Primary LanguageJupyter Notebook

B-GEX

Blood-based multi-tissue gene expression inference with Bayesian regression. The method is published in the Bioinformatics 2020. (https://doi.org/10.1093/bioinformatics/btaa239).

The inference models are tissue-specific, so we built an independent inference models for each tissue.

Preprocessing

Download data files from GTEx Portal and gencode:

  • GTEx_Analysis_2016-01-15_v7_RNASeQCv1.1.8_gene_tpm.gct
  • GTEx_v7_Annotations_SampleAttributesDS.txt
  • gencode.v30lift37.annotation.gtf

Collect pseudogenes into a file. Then remove pseudogene from gene_tpm

awk -F "\t" '$3 == "gene" && $9~/pseudogene/ {print}' gencode.v30lift37.annotation.gtf | cut -f9 | cut -d" " -f2,4 | sed 's/[";]//g' | sed 's/[\. ]/\t/g' | cut -f1,3 > gencode.v30lift37.pseudogene.txt

cut -f1 gencode.v30lift37.pseudogene.txt | grep -v -f - GTEx_Analysis_2016-01-15_v7_RNASeQCv1.1.8_gene_tpm.gct > GTEx_Analysis_2016-01-15_v7_RNASeQCv1.1.8_gene_tpm.gct.no_pseudogene

Main script

The rest of steps can be done with B-GEX_v2.ipynb on a linux x86_64 server. We have tested on 2 x Intel(R) Xeon(R) Gold 6144 CPU 3.50GHz, 128 Gb RAM.

How it works?

Feature selection

Feature is the blood gene expression profile. Target is the tissue gene expression profile.

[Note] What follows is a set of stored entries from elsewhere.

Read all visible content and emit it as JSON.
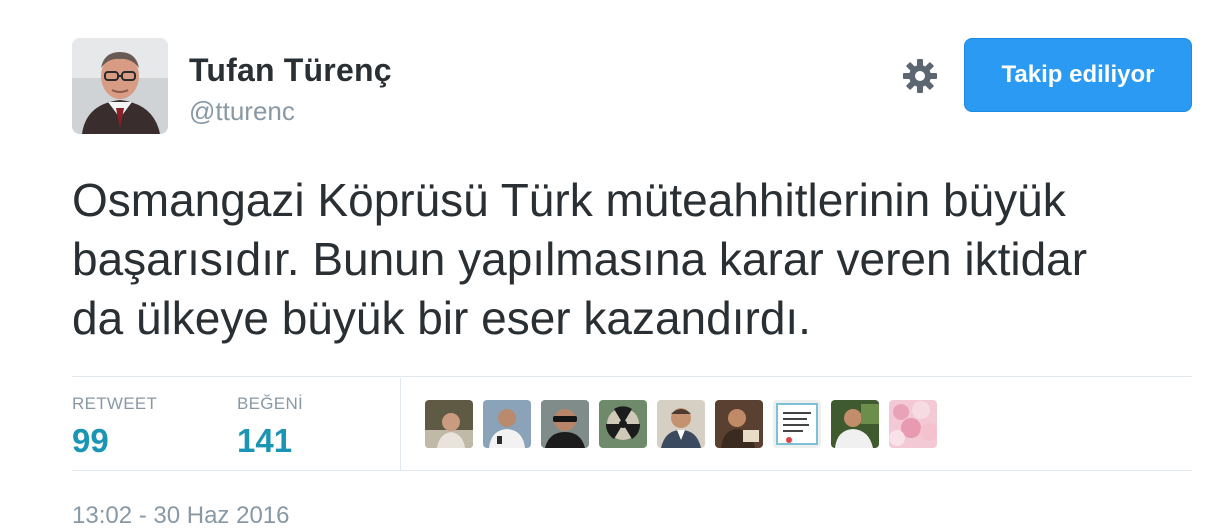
{
  "author": {
    "name": "Tufan Türenç",
    "handle": "@tturenc",
    "avatar_icon": "person-photo-avatar"
  },
  "actions": {
    "settings_icon": "gear-icon",
    "follow_label": "Takip ediliyor",
    "follow_color": "#2b9af3"
  },
  "tweet": {
    "text": "Osmangazi Köprüsü Türk müteahhitlerinin büyük\nbaşarısıdır. Bunun yapılmasına karar veren iktidar\nda ülkeye büyük bir eser kazandırdı."
  },
  "stats": {
    "retweet_label": "RETWEET",
    "retweet_count": "99",
    "like_label": "BEĞENİ",
    "like_count": "141",
    "count_color": "#1b95b4"
  },
  "likers_count_shown": 9,
  "timestamp": "13:02 - 30 Haz 2016"
}
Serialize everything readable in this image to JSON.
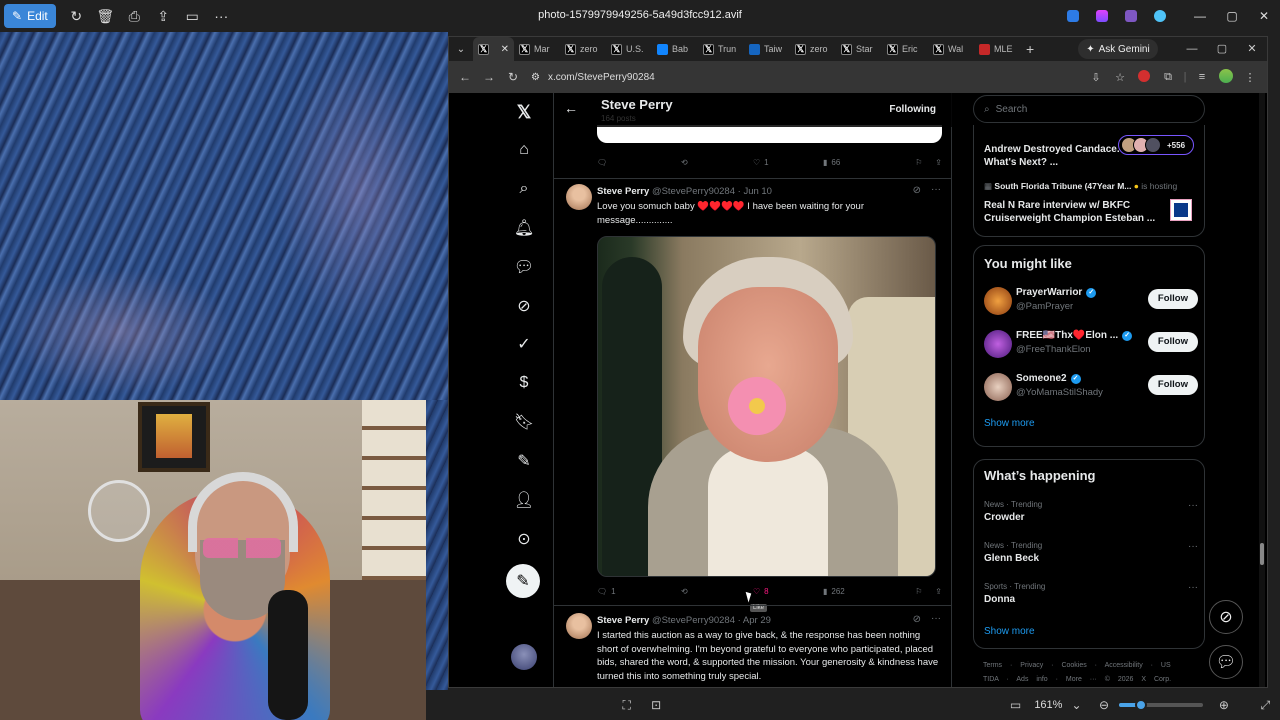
{
  "photos_app": {
    "edit_label": "Edit",
    "file_title": "photo-1579979949256-5a49d3fcc912.avif",
    "zoom_level": "161%",
    "zoom_slider_fraction": 0.25
  },
  "browser": {
    "tabs": [
      {
        "label": "",
        "favicon": "X",
        "active": true
      },
      {
        "label": "Mar",
        "favicon": "X"
      },
      {
        "label": "zero",
        "favicon": "X"
      },
      {
        "label": "U.S.",
        "favicon": "X"
      },
      {
        "label": "Bab",
        "favicon": "bluesky"
      },
      {
        "label": "Trun",
        "favicon": "X"
      },
      {
        "label": "Taiw",
        "favicon": "news"
      },
      {
        "label": "zero",
        "favicon": "X"
      },
      {
        "label": "Star",
        "favicon": "X"
      },
      {
        "label": "Eric",
        "favicon": "X"
      },
      {
        "label": "Wal",
        "favicon": "X"
      },
      {
        "label": "MLE",
        "favicon": "mail"
      }
    ],
    "gemini_label": "Ask Gemini",
    "url": "x.com/StevePerry90284"
  },
  "profile_header": {
    "name": "Steve Perry",
    "post_count": "164 posts",
    "following_label": "Following"
  },
  "prev_tweet_actions": {
    "replies": "",
    "reposts": "",
    "likes": "1",
    "views": "66"
  },
  "tweets": [
    {
      "name": "Steve Perry",
      "handle": "@StevePerry90284",
      "date": "· Jun 10",
      "text": "Love you somuch baby ♥️♥️♥️♥️ I have been waiting for your message..............",
      "replies": "1",
      "reposts": "",
      "likes": "8",
      "views": "262",
      "like_tooltip": "Like"
    },
    {
      "name": "Steve Perry",
      "handle": "@StevePerry90284",
      "date": "· Apr 29",
      "text": "I started this auction as a way to give back, & the response has been nothing short of overwhelming. I'm beyond grateful to everyone who participated, placed bids, shared the word, & supported the mission. Your generosity & kindness have turned this into something truly special."
    }
  ],
  "right_column": {
    "search_placeholder": "Search",
    "space": {
      "title": "Andrew Destroyed Candace. What's Next? ...",
      "listeners": "+556",
      "host_name": "South Florida Tribune (47Year M...",
      "host_suffix": "is hosting",
      "title2": "Real N Rare interview w/ BKFC Cruiserweight Champion Esteban ..."
    },
    "you_might_like": {
      "title": "You might like",
      "users": [
        {
          "name": "PrayerWarrior",
          "handle": "@PamPrayer",
          "button": "Follow"
        },
        {
          "name": "FREE🇺🇸Thx♥️Elon ...",
          "handle": "@FreeThankElon",
          "button": "Follow"
        },
        {
          "name": "Someone2",
          "handle": "@YoMamaStilShady",
          "button": "Follow"
        }
      ],
      "show_more": "Show more"
    },
    "whats_happening": {
      "title": "What’s happening",
      "trends": [
        {
          "meta": "News · Trending",
          "topic": "Crowder"
        },
        {
          "meta": "News · Trending",
          "topic": "Glenn Beck"
        },
        {
          "meta": "Sports · Trending",
          "topic": "Donna"
        }
      ],
      "show_more": "Show more"
    },
    "footer": "Terms · Privacy · Cookies · Accessibility · US TIDA · Ads info · More ··· © 2026 X Corp."
  }
}
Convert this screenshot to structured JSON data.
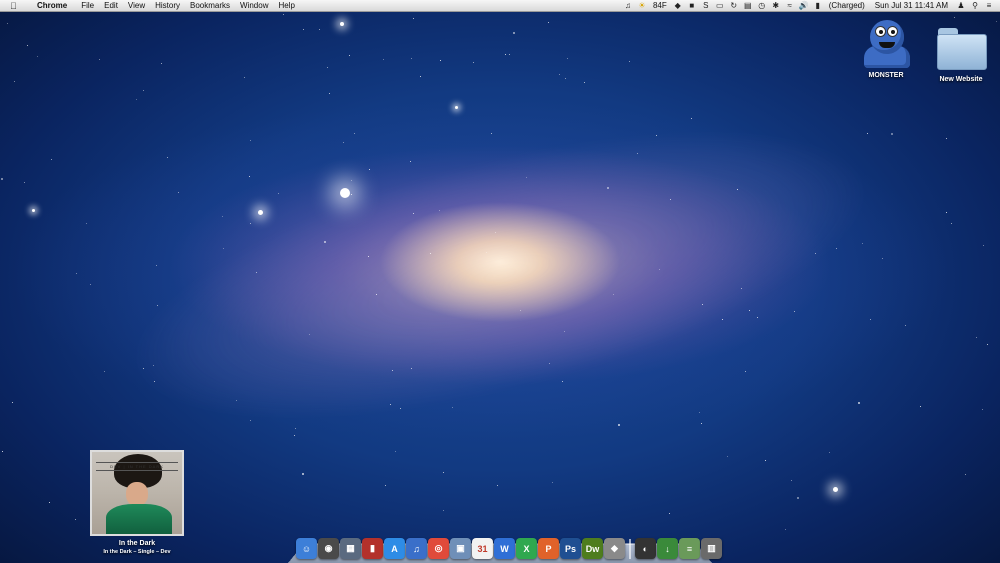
{
  "menubar": {
    "apple_icon": "apple-icon",
    "app_name": "Chrome",
    "menus": [
      "File",
      "Edit",
      "View",
      "History",
      "Bookmarks",
      "Window",
      "Help"
    ],
    "status": {
      "weather": "84F",
      "battery": "(Charged)",
      "datetime": "Sun Jul 31  11:41 AM"
    }
  },
  "desktop": {
    "icons": [
      {
        "label": "MONSTER",
        "icon": "cookie-monster-icon"
      },
      {
        "label": "New Website",
        "icon": "folder-icon"
      }
    ]
  },
  "now_playing": {
    "cover_text": "DEV | IN THE DARK",
    "track": "In the Dark",
    "details": "In the Dark – Single – Dev"
  },
  "dock": {
    "apps": [
      {
        "name": "finder-icon",
        "glyph": "☺",
        "color": "#3d7fd8"
      },
      {
        "name": "dashboard-icon",
        "glyph": "◉",
        "color": "#4a4a4a"
      },
      {
        "name": "mission-control-icon",
        "glyph": "▦",
        "color": "#5a6a80"
      },
      {
        "name": "photo-booth-icon",
        "glyph": "▮",
        "color": "#b3312b"
      },
      {
        "name": "app-store-icon",
        "glyph": "A",
        "color": "#2e8ce6"
      },
      {
        "name": "itunes-icon",
        "glyph": "♫",
        "color": "#3a6fc9"
      },
      {
        "name": "chrome-icon",
        "glyph": "◎",
        "color": "#e04a3a"
      },
      {
        "name": "preview-icon",
        "glyph": "▣",
        "color": "#6f8fb8"
      },
      {
        "name": "calendar-icon",
        "glyph": "31",
        "color": "#f2f2f2"
      },
      {
        "name": "word-icon",
        "glyph": "W",
        "color": "#2f6fd6"
      },
      {
        "name": "excel-icon",
        "glyph": "X",
        "color": "#2fa84f"
      },
      {
        "name": "powerpoint-icon",
        "glyph": "P",
        "color": "#e0622a"
      },
      {
        "name": "photoshop-icon",
        "glyph": "Ps",
        "color": "#1f4f92"
      },
      {
        "name": "dreamweaver-icon",
        "glyph": "Dw",
        "color": "#4e7d1e"
      },
      {
        "name": "sequel-icon",
        "glyph": "◆",
        "color": "#8a8a8a"
      },
      {
        "name": "firefox-folder-icon",
        "glyph": "◐",
        "color": "#333333"
      },
      {
        "name": "downloads-icon",
        "glyph": "↓",
        "color": "#3a8a3a"
      },
      {
        "name": "documents-icon",
        "glyph": "≡",
        "color": "#6a9a5a"
      },
      {
        "name": "trash-icon",
        "glyph": "▥",
        "color": "#6a6a6a"
      }
    ]
  }
}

First, we compute coefficient of variation of each features and rank them in descending order. We select those top 10% features to construct a low dimensional new subsets.

Second, we assume that one feature gene is important when the absolute of cosine similarity between vector. We use cosine similarity to reduce to [5,10,15,20,...] features per target gene.

Train and evaluate baseline LSR model with these feature sets. We found 10 features is an optimal feature set for most tissues.

Model training with optimal feature set

The optimal feature set used to make a linear regression model for each gene in each tissue.

The models’ performance is further analyzed at gene level with MAE, r(Pearsons correlation coefficient), RMSE, etc.

Interpretation of predict result

For convenience, we separate genes into predictable and non-predictable genes according to empirical quality check results.

Rule 1, if target gene’s MAE < 0.7 and r > 0.3, the gene is predictable.

Rule 2. If the ratio of predictable genes to total genes > 0.2, the tissue is predictable.

B-GEX outputs inferred gene expression values from blood gene expression profiles together with empirical quality check marks (MAE, RMSE, r, and predictability). Users can filter the output by these marks and should be cautious when the genes of interest fall into the non-predictable category.